Why US FinTech Compliance Is So Challenging
The United States has multiple regulatory bodies:
CFPB
OCC
FinCEN
Federal Reserve
State Banking Departments
Final Words
Compliance is not the “boring part” of FinTech — it is the backbone. Whether you're launching a challenger bank or a simple personal finance tool, understanding these seven compliance pillars will help you build a safer, more scalable product.
FintegrationFS is here to help you architect, design, and deploy FinTech products that meet every compliance expectation in the United States.
FAQ
1. Do all FinTech apps in the US need KYC and AML checks?
Not all, but most do. If your app involves payments, transfers, lending, deposits, or wallet features, KYC and AML become mandatory. Even something as simple as letting users store money or withdraw it triggers compliance. These checks help you prevent fraud, fake accounts, and high-risk users from entering your platform.
2. Is SOC 2 required before launching my FinTech product?
It’s not legally required, but practically essential. Almost every banking partner, payment processor, and enterprise client in the US will ask for your SOC 2 report. If you don’t have it yet, you can still launch — but you’ll need a clear SOC 2 roadmap to win B2B deals, integrations, and investor trust.
3. Can I avoid PCI compliance if I use Stripe or Adyen?

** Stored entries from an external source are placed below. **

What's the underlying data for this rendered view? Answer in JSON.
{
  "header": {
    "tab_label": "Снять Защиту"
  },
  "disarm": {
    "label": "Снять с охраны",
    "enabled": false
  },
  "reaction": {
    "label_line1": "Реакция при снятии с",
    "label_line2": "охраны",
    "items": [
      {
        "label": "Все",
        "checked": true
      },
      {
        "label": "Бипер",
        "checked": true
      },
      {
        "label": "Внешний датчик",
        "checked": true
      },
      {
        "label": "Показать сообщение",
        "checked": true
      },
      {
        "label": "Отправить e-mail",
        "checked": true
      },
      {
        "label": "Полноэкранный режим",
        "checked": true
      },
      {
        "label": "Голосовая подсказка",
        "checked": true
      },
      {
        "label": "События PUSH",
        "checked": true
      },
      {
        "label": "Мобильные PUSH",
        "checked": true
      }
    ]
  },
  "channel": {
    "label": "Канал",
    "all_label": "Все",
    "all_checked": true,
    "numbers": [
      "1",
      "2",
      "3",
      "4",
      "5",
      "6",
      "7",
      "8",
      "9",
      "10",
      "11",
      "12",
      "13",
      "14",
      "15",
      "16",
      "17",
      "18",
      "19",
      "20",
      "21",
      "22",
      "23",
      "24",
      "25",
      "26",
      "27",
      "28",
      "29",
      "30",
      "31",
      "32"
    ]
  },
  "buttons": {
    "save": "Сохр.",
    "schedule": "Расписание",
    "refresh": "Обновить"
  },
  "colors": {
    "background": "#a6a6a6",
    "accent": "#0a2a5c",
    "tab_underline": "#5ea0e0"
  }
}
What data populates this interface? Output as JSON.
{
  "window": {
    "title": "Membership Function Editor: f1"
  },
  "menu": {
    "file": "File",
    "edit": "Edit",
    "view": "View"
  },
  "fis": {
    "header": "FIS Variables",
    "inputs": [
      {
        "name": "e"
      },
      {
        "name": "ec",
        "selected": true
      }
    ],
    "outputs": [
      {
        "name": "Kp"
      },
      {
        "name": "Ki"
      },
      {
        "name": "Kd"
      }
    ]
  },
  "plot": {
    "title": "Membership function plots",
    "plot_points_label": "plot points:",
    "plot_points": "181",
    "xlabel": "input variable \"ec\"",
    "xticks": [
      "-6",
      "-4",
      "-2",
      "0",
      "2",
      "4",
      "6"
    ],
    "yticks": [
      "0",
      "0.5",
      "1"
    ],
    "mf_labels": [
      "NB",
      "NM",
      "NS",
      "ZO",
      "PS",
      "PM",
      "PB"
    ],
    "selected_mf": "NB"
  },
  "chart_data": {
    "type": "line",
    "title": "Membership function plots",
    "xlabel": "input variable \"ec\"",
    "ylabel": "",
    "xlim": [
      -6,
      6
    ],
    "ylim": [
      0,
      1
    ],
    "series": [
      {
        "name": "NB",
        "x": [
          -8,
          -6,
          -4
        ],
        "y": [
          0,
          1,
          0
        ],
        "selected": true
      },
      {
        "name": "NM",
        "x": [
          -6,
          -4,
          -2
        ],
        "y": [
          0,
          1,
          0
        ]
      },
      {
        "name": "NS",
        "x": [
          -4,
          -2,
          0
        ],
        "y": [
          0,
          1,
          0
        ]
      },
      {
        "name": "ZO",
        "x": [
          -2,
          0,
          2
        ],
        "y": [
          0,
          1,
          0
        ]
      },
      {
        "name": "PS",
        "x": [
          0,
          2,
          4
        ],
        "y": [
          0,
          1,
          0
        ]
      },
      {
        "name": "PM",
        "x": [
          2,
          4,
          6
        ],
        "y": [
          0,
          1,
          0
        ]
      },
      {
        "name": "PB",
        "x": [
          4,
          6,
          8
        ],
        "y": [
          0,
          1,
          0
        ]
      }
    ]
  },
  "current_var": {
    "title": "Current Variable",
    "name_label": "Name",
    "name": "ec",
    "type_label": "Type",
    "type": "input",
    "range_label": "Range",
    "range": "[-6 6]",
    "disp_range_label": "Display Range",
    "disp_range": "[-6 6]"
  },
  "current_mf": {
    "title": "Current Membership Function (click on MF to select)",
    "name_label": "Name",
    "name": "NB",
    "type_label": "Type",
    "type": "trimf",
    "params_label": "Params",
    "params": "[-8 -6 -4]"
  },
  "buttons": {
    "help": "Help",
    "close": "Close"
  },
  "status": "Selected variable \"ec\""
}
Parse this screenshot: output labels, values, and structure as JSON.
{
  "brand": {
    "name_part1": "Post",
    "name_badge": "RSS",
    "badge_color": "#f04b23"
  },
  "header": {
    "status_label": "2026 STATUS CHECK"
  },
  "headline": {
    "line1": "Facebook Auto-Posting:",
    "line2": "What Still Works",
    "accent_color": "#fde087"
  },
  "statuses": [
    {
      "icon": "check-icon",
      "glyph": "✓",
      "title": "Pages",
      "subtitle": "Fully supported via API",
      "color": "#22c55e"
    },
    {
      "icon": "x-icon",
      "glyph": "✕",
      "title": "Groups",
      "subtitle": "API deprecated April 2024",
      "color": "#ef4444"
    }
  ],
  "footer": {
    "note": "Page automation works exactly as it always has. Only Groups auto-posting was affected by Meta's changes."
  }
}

You can reduce your PCI burden, but you cannot avoid it entirely. Using a PCI-certified provider like Stripe places most of the responsibility on their side — but you still need to follow SAQ-A requirements (e.g., secure iframe usage, proper TLS, no card storage). With Stripe-hosted fields, most startups achieve compliance within a few days.
4. What happens if my app doesn’t follow FinTech compliance rules in the US?
The consequences can be severe: blocked payouts, frozen accounts, processor shutdowns, penalties, and even federal investigations for serious violations. But the biggest risk is reputational — users won’t trust a FinTech product that cuts corners on security, identity verification, or data protection.
5. How long does it take to build a fully compliant FinTech app?
It depends on your scope. Basic compliance (KYC, AML, PCI-ready payments) can be done in 4–8 weeks with the right APIs. More advanced requirements like KYB, GLBA policies, or SOC 2 can take 3–6 months. The good news? With modern BaaS and identity platforms, you don’t have to build everything from scratch — you just integrate and configure.